After we stayed at our spectacular campsite with tremendous views of the San Juan Mountains for a few days, it was time to move on. Because riding in a vehicle on a bouncy 4wd road is terrible for my back, we made a plan that involved me riding a gorgeous singletrack route from our campsite to a relatively nearby paved road.
I knew that the distance and climbing were well within my capabilities but there was one hitch. K couldn't run that far with me, and the runners in the family had a very long run planned, which was too arduous for K. So, I exercised K before starting my odyssey.
To give K some fun and exercise, I rode my mountain bike with her to a nearby alpine lake. K frolicked and swam until she was sated. Then, we rode some singletrack back to camp. We stopped for a few parting photos of the amazing wildflowers in that area.
When we arrived back in camp, I left K with the Runner and R. They would drive the long way around to meet me at the paved road. I bid them adieu with one last soulful look at our wonderful campsite. We will return to it, no doubt.
Then, I confidently headed off on the Colorado Trail. Almost immediately, I was confused by the lack of trail signs on a trail that normally is extremely well marked. I kept riding, trying to make good time. Soon, the trail descended steeply to a creek and then paralleled it. I was starting to question whether I was on the right route. I perused my map and turned on my GPS.

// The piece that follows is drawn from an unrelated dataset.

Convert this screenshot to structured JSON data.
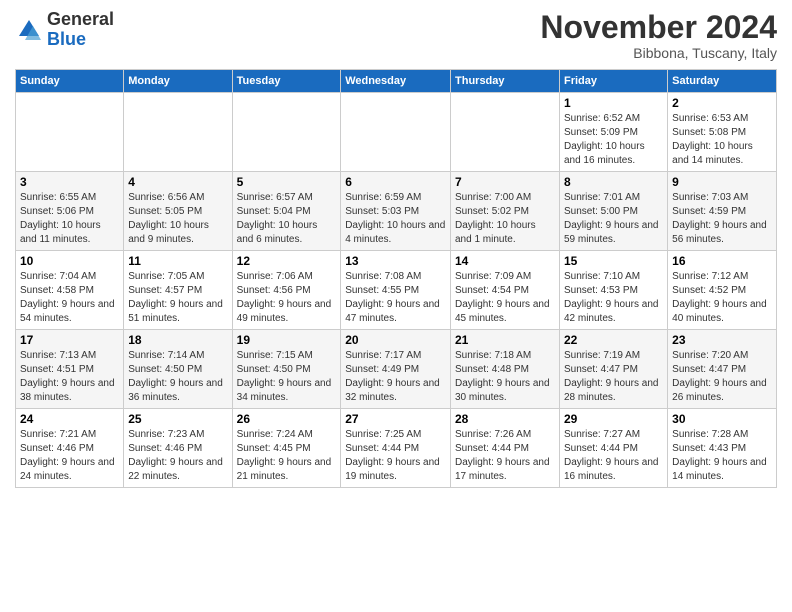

Then, I realized that I'd made a classic KB mistake. I am a terrible navigator, and I tend to bull-headedly storm off in the direction that I think is correct while ignoring the evidence that I might be going the wrong way. It takes me far too long to realize that I've gone the wrong way.
I turned around and climbed out of the abyss that I'd descended into. I was climbing hard, breathing heavily, and feeling my burning quads. Eventually, I found the Colorado Trail. I looked at my cycling computer, and I realized that I'd burned an hour trying to find the trail. I also realized that, by the time I added up the time I'd spent riding with K, the time spent lost, and the projected time for the ride ahead of me, this was going to be a very long ride for my fragile spine. It was too late to find the pack and ask for a ride (and there was no cell phone reception) so I started on my journey with trepidation.
The other problem was that I was going to be at least an hour later than the Runner expected. I thought that he'd be worried so I started hammering on my pedals, trying to make up lost time. At first, I felt pretty good and kept up a brisk speed.
The beauty around me distracted me from the fact that I was not being smart. I was riding in the red zone at the *start* of a very long ride. If I'd been thinking, I would've realized that I was going to pay for my high intensity riding later.
As I lay there, I named the pass "Endless Pass".
I took a long break feeling completely wrung out. I'd been riding far too hard for such a long journey, and now I was bonking. I turned my backpack inside out searching for calories. I inhaled every morsel of food that it contained and had a long cold drink.
Replenished, I continued the climb, but now at a more reasonable pace. I reminded myself that the Runner is not the panicking type and probably would not be very worried about my lateness. Soon, the actual pass appeared above me!
And, I've got to admit that my back was hurting, a lot. A reasonable quantity of bike riding is really good for my spine. That day's ride was simply too much.
Soon, I spotted a pair of lakes in the distance that I thought were close to the trailhead. I pulled out my 2-way radio to see if I could reach the Runner. Woo hoo - I heard his voice reply to me, meaning that I couldn't be too far from the van. I confidently told him that I was descending into the trailhead and would see him soon.
I ate everything that I could lay my hands on - a Ben and Jerry's ice cream bar, a yogurt, plums, peaches, tortilla chips, cookies. You get the picture. I was like a hungry bear set loose in a well-stocked kitchen. All that food barely touched my energy deficit.
I think that there was a lesson learned somewhere in that day but I'm not sure what it was. "Bring more food than you think that you need" is the most likely candidate. Regardless, I now look back on it as a grand adventure, wending my way through bucolic mountain meadows with wildflowers blooming so thickly that a hummingbird would have trouble deciding which one to drink from.
Perhaps the biggest lesson is not to be afraid to embark on these adventures, for I always end up loving them!